Гневный монолог был прерван миссис Филипс, появившейся в гостиной вместе с еще одним существом женского рода — очевидно, второй Мариной сестрой. Папа между тем смирно сидел на стуле, посасывал свой «хайбол», кротко поглядывал в окно, умиротворенно созерцая свою недвижимость и пропустив мимо ушей то, что родная дочь выказалась о нем резко и прямо.
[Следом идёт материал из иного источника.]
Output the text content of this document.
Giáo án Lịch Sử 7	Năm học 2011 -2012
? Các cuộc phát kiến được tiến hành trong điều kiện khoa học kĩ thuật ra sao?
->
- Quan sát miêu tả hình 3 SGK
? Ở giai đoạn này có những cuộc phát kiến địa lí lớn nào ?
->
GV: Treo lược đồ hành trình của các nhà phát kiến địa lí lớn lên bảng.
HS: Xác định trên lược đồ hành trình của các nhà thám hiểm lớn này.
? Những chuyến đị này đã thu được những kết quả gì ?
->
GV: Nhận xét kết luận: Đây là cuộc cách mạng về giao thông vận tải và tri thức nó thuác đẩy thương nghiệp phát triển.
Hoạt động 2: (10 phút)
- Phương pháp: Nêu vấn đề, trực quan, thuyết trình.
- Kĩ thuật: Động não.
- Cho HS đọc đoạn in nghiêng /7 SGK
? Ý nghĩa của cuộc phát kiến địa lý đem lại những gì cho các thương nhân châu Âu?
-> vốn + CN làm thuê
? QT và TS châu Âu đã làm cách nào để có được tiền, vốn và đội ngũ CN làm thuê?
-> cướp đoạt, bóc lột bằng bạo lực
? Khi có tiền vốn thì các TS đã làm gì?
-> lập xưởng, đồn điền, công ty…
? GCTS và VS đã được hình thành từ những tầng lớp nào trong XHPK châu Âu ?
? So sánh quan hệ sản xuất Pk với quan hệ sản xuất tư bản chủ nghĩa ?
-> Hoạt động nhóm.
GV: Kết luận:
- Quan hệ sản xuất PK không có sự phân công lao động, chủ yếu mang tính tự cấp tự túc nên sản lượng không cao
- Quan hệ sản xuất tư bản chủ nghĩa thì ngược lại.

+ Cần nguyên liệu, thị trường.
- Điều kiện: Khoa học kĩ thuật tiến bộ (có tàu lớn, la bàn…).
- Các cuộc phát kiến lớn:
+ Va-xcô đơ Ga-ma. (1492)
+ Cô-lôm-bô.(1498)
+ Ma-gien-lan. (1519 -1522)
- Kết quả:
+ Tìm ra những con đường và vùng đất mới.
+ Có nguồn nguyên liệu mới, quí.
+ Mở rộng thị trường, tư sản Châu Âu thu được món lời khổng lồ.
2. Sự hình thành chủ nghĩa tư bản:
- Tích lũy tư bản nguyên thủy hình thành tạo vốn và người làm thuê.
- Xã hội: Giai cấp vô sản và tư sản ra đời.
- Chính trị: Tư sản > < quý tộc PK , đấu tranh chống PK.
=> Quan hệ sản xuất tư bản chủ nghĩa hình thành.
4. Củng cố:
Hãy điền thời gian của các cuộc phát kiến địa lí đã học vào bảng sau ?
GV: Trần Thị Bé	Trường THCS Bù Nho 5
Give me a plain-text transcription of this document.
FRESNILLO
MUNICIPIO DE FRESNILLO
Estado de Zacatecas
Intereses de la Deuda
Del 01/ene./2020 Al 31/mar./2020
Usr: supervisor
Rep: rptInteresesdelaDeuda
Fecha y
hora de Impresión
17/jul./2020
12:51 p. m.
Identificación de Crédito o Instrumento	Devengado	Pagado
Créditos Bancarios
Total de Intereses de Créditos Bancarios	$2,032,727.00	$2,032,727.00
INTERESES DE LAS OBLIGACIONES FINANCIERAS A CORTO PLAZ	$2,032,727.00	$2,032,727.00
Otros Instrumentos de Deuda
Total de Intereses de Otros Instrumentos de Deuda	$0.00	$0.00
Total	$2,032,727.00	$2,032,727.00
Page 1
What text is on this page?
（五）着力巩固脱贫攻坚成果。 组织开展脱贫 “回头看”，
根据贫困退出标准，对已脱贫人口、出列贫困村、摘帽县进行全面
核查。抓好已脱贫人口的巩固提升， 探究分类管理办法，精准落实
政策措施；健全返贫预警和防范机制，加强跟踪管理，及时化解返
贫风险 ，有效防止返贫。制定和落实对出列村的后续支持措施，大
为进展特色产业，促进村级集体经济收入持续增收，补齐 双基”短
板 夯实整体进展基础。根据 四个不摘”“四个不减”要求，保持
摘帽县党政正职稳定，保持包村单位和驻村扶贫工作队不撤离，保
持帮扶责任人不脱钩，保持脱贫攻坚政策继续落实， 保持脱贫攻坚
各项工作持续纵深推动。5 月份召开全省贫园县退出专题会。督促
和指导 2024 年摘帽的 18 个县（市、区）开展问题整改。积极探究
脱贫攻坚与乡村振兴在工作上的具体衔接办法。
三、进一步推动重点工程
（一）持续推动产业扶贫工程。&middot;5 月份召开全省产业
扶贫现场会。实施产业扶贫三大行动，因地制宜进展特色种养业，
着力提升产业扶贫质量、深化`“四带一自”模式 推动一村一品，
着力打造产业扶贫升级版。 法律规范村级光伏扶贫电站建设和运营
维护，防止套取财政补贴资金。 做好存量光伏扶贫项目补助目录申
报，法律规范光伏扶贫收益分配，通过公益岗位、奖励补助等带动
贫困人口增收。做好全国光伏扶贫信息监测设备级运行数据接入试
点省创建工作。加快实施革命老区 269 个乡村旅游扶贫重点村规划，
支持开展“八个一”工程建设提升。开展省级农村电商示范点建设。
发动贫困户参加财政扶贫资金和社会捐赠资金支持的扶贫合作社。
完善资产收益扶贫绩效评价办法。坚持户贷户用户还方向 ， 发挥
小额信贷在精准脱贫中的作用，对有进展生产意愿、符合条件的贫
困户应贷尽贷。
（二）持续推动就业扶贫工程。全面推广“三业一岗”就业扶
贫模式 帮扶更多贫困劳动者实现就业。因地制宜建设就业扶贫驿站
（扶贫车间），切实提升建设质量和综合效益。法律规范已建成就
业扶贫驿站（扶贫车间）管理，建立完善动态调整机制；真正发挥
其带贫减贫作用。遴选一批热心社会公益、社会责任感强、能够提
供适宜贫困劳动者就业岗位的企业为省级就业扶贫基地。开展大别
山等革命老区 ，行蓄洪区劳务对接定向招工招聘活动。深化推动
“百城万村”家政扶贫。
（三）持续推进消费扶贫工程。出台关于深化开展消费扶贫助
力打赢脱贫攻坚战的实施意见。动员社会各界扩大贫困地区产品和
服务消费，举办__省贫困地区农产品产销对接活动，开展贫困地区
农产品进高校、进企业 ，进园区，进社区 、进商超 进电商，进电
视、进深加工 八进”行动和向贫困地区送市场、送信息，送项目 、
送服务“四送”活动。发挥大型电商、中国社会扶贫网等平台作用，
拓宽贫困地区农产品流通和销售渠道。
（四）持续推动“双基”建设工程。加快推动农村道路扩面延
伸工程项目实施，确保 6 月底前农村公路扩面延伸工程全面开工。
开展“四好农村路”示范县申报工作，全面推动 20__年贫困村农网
Должно быть, это было не впервые.

— Наша Пенни сегодня встала не с той ноги, — объяснил он мне. — Ты ведь, кажется, в клуб собиралась? Ну и иди себе. Нам с мамой хотелось бы поговорить с этим джентльменом.

— Мне бы тоже, — расплылась она в улыбке и показала мне язык. — И не только поговорить. Да и мама, ручаюсь тебе, не прочь...

— Пенни, по-моему, тебе пора идти.

Пенни пожала плечами, взглянув на мать со всем превосходством неискушенности, подняла с полу сумку и раздавила в пепельнице окурок.

— Чрезвычайно, чрезвычайно рада была познакомиться с вами, сэр. Мы непременно, непременно должны с вами увидеться еще.

Она направилась к дверям, а сестра ее — за нею следом. Она была на несколько лет моложе Пенни, еще не достигла возраста, когда пококетничать с гостем кажется делом более важным, чем опоздать в бассейн. Ничего, придет время, и она своего не упустит. Пенни ее вразумит и наставит. Если сама не отвалит из родового гнезда.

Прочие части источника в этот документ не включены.